U.S. Repatriates Seven Boa Constrictors to Brazil

     
(CN) – Seven boa constrictors seized in connection with an illegal wildlife smuggling scheme have been returned to the government of Brazil, the Justice Department announced.
     The seven boa constrictors are the offspring of a rare and extremely valuable white boa constrictor known as “Lucy” or “Diamond Princess” that was found in the Niterói district of Rio de Janerio in 2006.
     Because of its rarity, Brazilian authorities housed the white boa at the Niterói Zoo, a private foundation that rescued and rehabilitated injured wild animals.
     According to federal prosecutors, Jeremy Stone, a Utah-based collector, breeder and seller of reptiles, traveled to Brazil in January 2009, and after paying thousands of dollars to a zoo administrator, secured possession of the snake and unlawfully returned with it back to the United States.
     The federal indictment lays out a story of international intrigue as it describes Stone’s efforts to return to the states with the snake. Stone’s accomplice was his sister Keri Ann Stone, who planned to carry the snake in a hollow, false pregnancy belly and brassiere.
     The plan temporarily unraveled when a cruise line declined to let Keri Ann Stone board citing what appeared to be her advanced state of pregnancy. The pair then attempted to leave brazil by air, but were detained when they made a trial run to see if they could get past security with the fake pregnancy gear.
     Eventually, they crossed from Brazil into Guyana, and using a falsified certificate of origin, were able to export the white boa with other snakes to the United States.
     The authorities said once safely back on American soil, Stone bred the white boa with other boa constrictors in his collection and “sold the offspring for tens of thousands of dollars to buyers in the United States, Canada, and Italy, among other places.”
     Prosecutors said that after learning Lindon, Utah resident was selling snakes bred from a rare white boa, the Brazilian government requested assistance from the United States in securing the return of the boa and any of her offspring.
     Federal investigators then obtained a warrant authorizing the seizure of the snake and any offspring from Stone’s property in Utah.
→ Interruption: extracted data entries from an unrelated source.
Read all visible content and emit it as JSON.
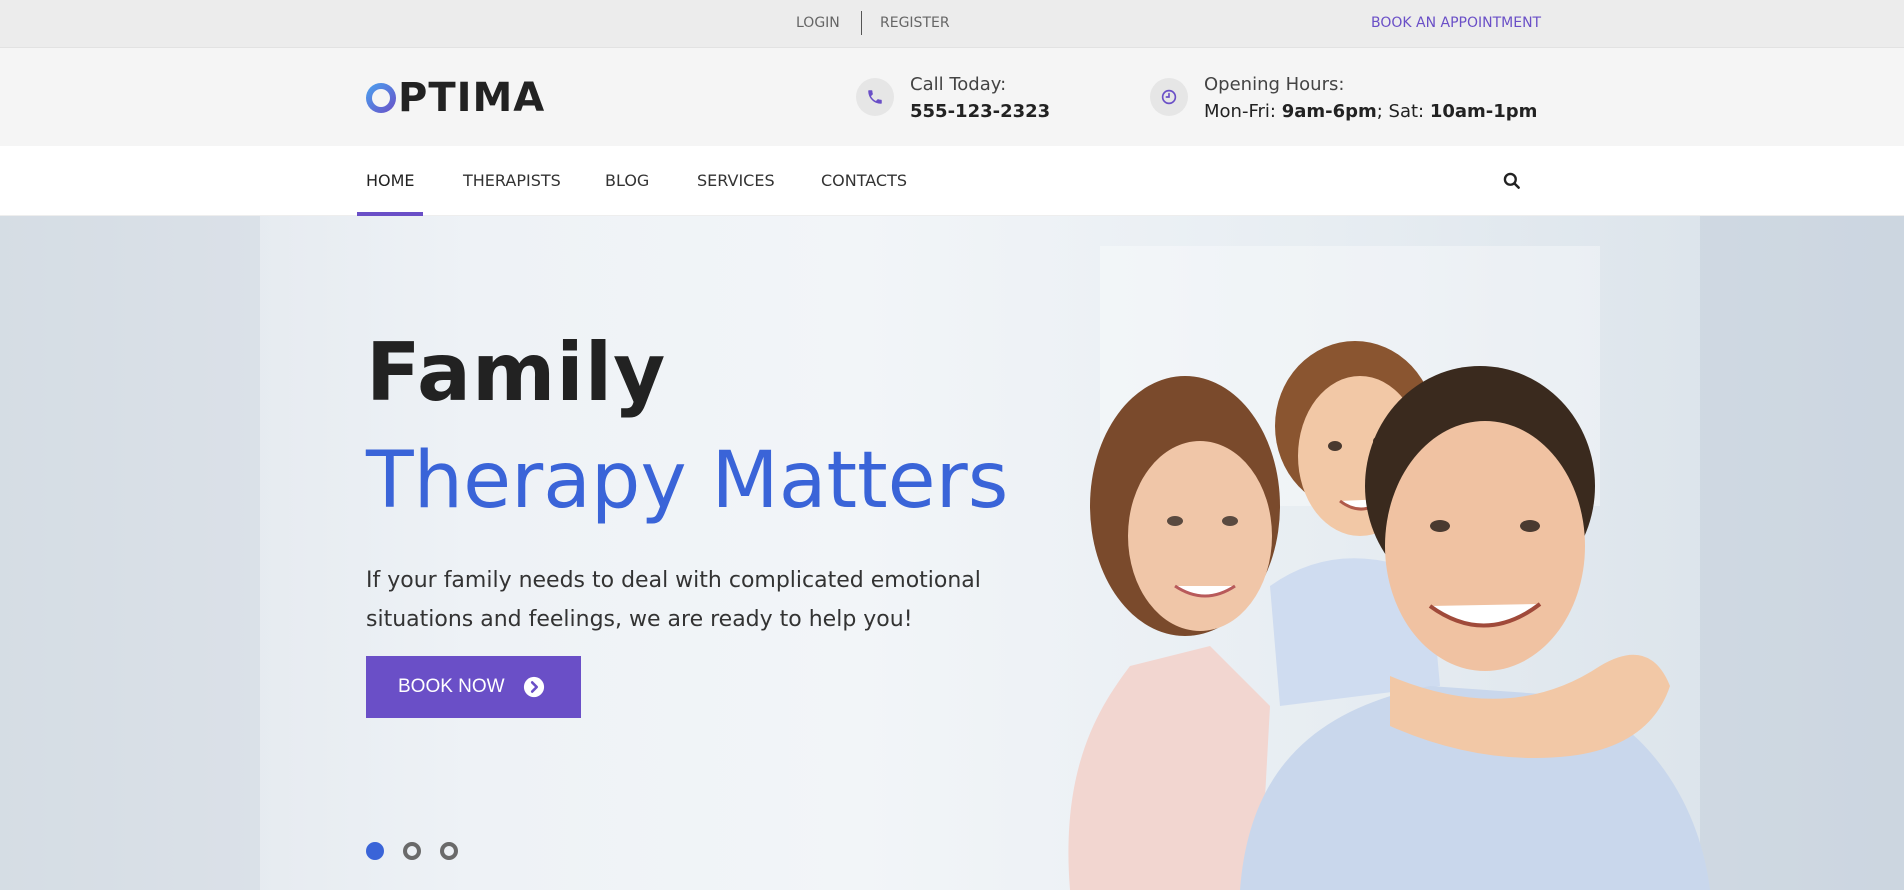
{
  "topbar": {
    "login": "LOGIN",
    "register": "REGISTER",
    "book_appointment": "BOOK AN APPOINTMENT"
  },
  "header": {
    "logo_letter": "O",
    "logo_text": "PTIMA",
    "call": {
      "icon": "phone-icon",
      "label": "Call Today:",
      "phone": "555-123-2323"
    },
    "hours": {
      "icon": "clock-icon",
      "label": "Opening Hours:",
      "weekday_label": "Mon-Fri: ",
      "weekday_hours": "9am-6pm",
      "sep": "; Sat: ",
      "sat_hours": "10am-1pm"
    }
  },
  "nav": {
    "items": [
      {
        "label": "HOME",
        "active": true
      },
      {
        "label": "THERAPISTS",
        "active": false
      },
      {
        "label": "BLOG",
        "active": false
      },
      {
        "label": "SERVICES",
        "active": false
      },
      {
        "label": "CONTACTS",
        "active": false
      }
    ],
    "search_icon": "search-icon"
  },
  "hero": {
    "title_line1": "Family",
    "title_line2": "Therapy Matters",
    "description": "If your family needs to deal with complicated emotional situations and feelings, we are ready to help you!",
    "button_label": "BOOK NOW",
    "slides": 3,
    "active_slide": 1
  },
  "colors": {
    "accent": "#6a4fc7",
    "blue": "#3a64d8",
    "text": "#222222"
  }
}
In executing the warrant, agents from the FBI learned that the boa constrictor Stone had taken from Brazil had died.
     The investigators the seized eight surviving offspring and turned them over to the turned U.S. Marshals Service, which delivered the boa babies to the Hogle Zoo in Salt Lake City. Prosecutors said one of the snakes died a short time later.
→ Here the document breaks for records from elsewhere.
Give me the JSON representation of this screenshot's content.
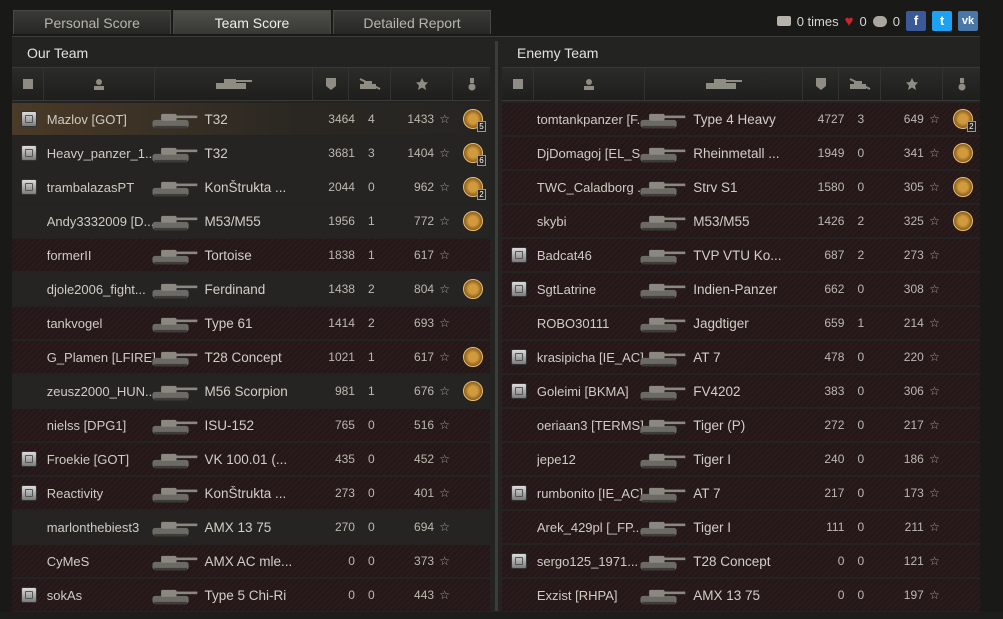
{
  "tabs": [
    "Personal Score",
    "Team Score",
    "Detailed Report"
  ],
  "active_tab": "Team Score",
  "topbar": {
    "views_label": "0 times",
    "likes": "0",
    "comments": "0"
  },
  "teams": {
    "our": {
      "title": "Our Team",
      "players": [
        {
          "name": "Mazlov [GOT]",
          "tank": "T32",
          "dmg": "3464",
          "kills": "4",
          "xp": "1433",
          "medal": true,
          "medal_count": "5",
          "rank": true,
          "state": "me"
        },
        {
          "name": "Heavy_panzer_1...",
          "tank": "T32",
          "dmg": "3681",
          "kills": "3",
          "xp": "1404",
          "medal": true,
          "medal_count": "6",
          "rank": true,
          "state": "alive"
        },
        {
          "name": "trambalazasPT",
          "tank": "KonŠtrukta ...",
          "dmg": "2044",
          "kills": "0",
          "xp": "962",
          "medal": true,
          "medal_count": "2",
          "rank": true,
          "state": "alive"
        },
        {
          "name": "Andy3332009 [D...",
          "tank": "M53/M55",
          "dmg": "1956",
          "kills": "1",
          "xp": "772",
          "medal": true,
          "medal_count": "",
          "rank": false,
          "state": "alive"
        },
        {
          "name": "formerII",
          "tank": "Tortoise",
          "dmg": "1838",
          "kills": "1",
          "xp": "617",
          "medal": false,
          "medal_count": "",
          "rank": false,
          "state": "dead"
        },
        {
          "name": "djole2006_fight...",
          "tank": "Ferdinand",
          "dmg": "1438",
          "kills": "2",
          "xp": "804",
          "medal": true,
          "medal_count": "",
          "rank": false,
          "state": "alive"
        },
        {
          "name": "tankvogel",
          "tank": "Type 61",
          "dmg": "1414",
          "kills": "2",
          "xp": "693",
          "medal": false,
          "medal_count": "",
          "rank": false,
          "state": "dead"
        },
        {
          "name": "G_Plamen [LFIRE]",
          "tank": "T28 Concept",
          "dmg": "1021",
          "kills": "1",
          "xp": "617",
          "medal": true,
          "medal_count": "",
          "rank": false,
          "state": "dead"
        },
        {
          "name": "zeusz2000_HUN...",
          "tank": "M56 Scorpion",
          "dmg": "981",
          "kills": "1",
          "xp": "676",
          "medal": true,
          "medal_count": "",
          "rank": false,
          "state": "alive"
        },
        {
          "name": "nielss [DPG1]",
          "tank": "ISU-152",
          "dmg": "765",
          "kills": "0",
          "xp": "516",
          "medal": false,
          "medal_count": "",
          "rank": false,
          "state": "dead"
        },
        {
          "name": "Froekie [GOT]",
          "tank": "VK 100.01 (...",
          "dmg": "435",
          "kills": "0",
          "xp": "452",
          "medal": false,
          "medal_count": "",
          "rank": true,
          "state": "dead"
        },
        {
          "name": "Reactivity",
          "tank": "KonŠtrukta ...",
          "dmg": "273",
          "kills": "0",
          "xp": "401",
          "medal": false,
          "medal_count": "",
          "rank": true,
          "state": "dead"
        },
        {
          "name": "marlonthebiest3",
          "tank": "AMX 13 75",
          "dmg": "270",
          "kills": "0",
          "xp": "694",
          "medal": false,
          "medal_count": "",
          "rank": false,
          "state": "alive"
        },
        {
          "name": "CyMeS",
          "tank": "AMX AC mle...",
          "dmg": "0",
          "kills": "0",
          "xp": "373",
          "medal": false,
          "medal_count": "",
          "rank": false,
          "state": "dead"
        },
        {
          "name": "sokAs",
          "tank": "Type 5 Chi-Ri",
          "dmg": "0",
          "kills": "0",
          "xp": "443",
          "medal": false,
          "medal_count": "",
          "rank": true,
          "state": "dead"
        }
      ]
    },
    "enemy": {
      "title": "Enemy Team",
      "players": [
        {
          "name": "tomtankpanzer [F...",
          "tank": "Type 4 Heavy",
          "dmg": "4727",
          "kills": "3",
          "xp": "649",
          "medal": true,
          "medal_count": "2",
          "rank": false,
          "state": "dead"
        },
        {
          "name": "DjDomagoj [EL_S...",
          "tank": "Rheinmetall ...",
          "dmg": "1949",
          "kills": "0",
          "xp": "341",
          "medal": true,
          "medal_count": "",
          "rank": false,
          "state": "dead"
        },
        {
          "name": "TWC_Caladborg ...",
          "tank": "Strv S1",
          "dmg": "1580",
          "kills": "0",
          "xp": "305",
          "medal": true,
          "medal_count": "",
          "rank": false,
          "state": "dead"
        },
        {
          "name": "skybi",
          "tank": "M53/M55",
          "dmg": "1426",
          "kills": "2",
          "xp": "325",
          "medal": true,
          "medal_count": "",
          "rank": false,
          "state": "dead"
        },
        {
          "name": "Badcat46",
          "tank": "TVP VTU Ko...",
          "dmg": "687",
          "kills": "2",
          "xp": "273",
          "medal": false,
          "medal_count": "",
          "rank": true,
          "state": "dead"
        },
        {
          "name": "SgtLatrine",
          "tank": "Indien-Panzer",
          "dmg": "662",
          "kills": "0",
          "xp": "308",
          "medal": false,
          "medal_count": "",
          "rank": true,
          "state": "dead"
        },
        {
          "name": "ROBO30111",
          "tank": "Jagdtiger",
          "dmg": "659",
          "kills": "1",
          "xp": "214",
          "medal": false,
          "medal_count": "",
          "rank": false,
          "state": "dead"
        },
        {
          "name": "krasipicha [IE_AC]",
          "tank": "AT 7",
          "dmg": "478",
          "kills": "0",
          "xp": "220",
          "medal": false,
          "medal_count": "",
          "rank": true,
          "state": "dead"
        },
        {
          "name": "Goleimi [BKMA]",
          "tank": "FV4202",
          "dmg": "383",
          "kills": "0",
          "xp": "306",
          "medal": false,
          "medal_count": "",
          "rank": true,
          "state": "dead"
        },
        {
          "name": "oeriaan3 [TERMS]",
          "tank": "Tiger (P)",
          "dmg": "272",
          "kills": "0",
          "xp": "217",
          "medal": false,
          "medal_count": "",
          "rank": false,
          "state": "dead"
        },
        {
          "name": "jepe12",
          "tank": "Tiger I",
          "dmg": "240",
          "kills": "0",
          "xp": "186",
          "medal": false,
          "medal_count": "",
          "rank": false,
          "state": "dead"
        },
        {
          "name": "rumbonito [IE_AC]",
          "tank": "AT 7",
          "dmg": "217",
          "kills": "0",
          "xp": "173",
          "medal": false,
          "medal_count": "",
          "rank": true,
          "state": "dead"
        },
        {
          "name": "Arek_429pl [_FP...",
          "tank": "Tiger I",
          "dmg": "111",
          "kills": "0",
          "xp": "211",
          "medal": false,
          "medal_count": "",
          "rank": false,
          "state": "dead"
        },
        {
          "name": "sergo125_1971...",
          "tank": "T28 Concept",
          "dmg": "0",
          "kills": "0",
          "xp": "121",
          "medal": false,
          "medal_count": "",
          "rank": true,
          "state": "dead"
        },
        {
          "name": "Exzist [RHPA]",
          "tank": "AMX 13 75",
          "dmg": "0",
          "kills": "0",
          "xp": "197",
          "medal": false,
          "medal_count": "",
          "rank": false,
          "state": "dead"
        }
      ]
    }
  },
  "colors": {
    "dead_row": "#2a1b1c",
    "alive_row": "#262423",
    "me_row": "#4a3a28",
    "heart": "#c9252c"
  },
  "icons": {
    "header": [
      "rank-icon",
      "player-icon",
      "tank-icon",
      "damage-shield-icon",
      "kills-icon",
      "experience-star-icon",
      "medal-icon"
    ],
    "topbar": [
      "camera-icon",
      "heart-icon",
      "comment-icon",
      "facebook-icon",
      "twitter-icon",
      "vk-icon"
    ]
  }
}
     In July 2014, Stone pleaded guilty plea to unlawfully transporting wildlife into the United States. As part of his plea agreement, Stone agreed to forfeit the boa’s offspring to the United States.
     In October 2014, the government of Brazil filed a petition asserting its ownership of the white boa and its offspring because it had been caught in the Brazilian wild. Thereafter, the United States asked the court to amend the preliminary order of forfeiture to recognize Brazil’s claim to the snakes.
     The court entered a final order of forfeiture in February 2015, awarding the white boa’s seven surviving offspring to the government of Brazil.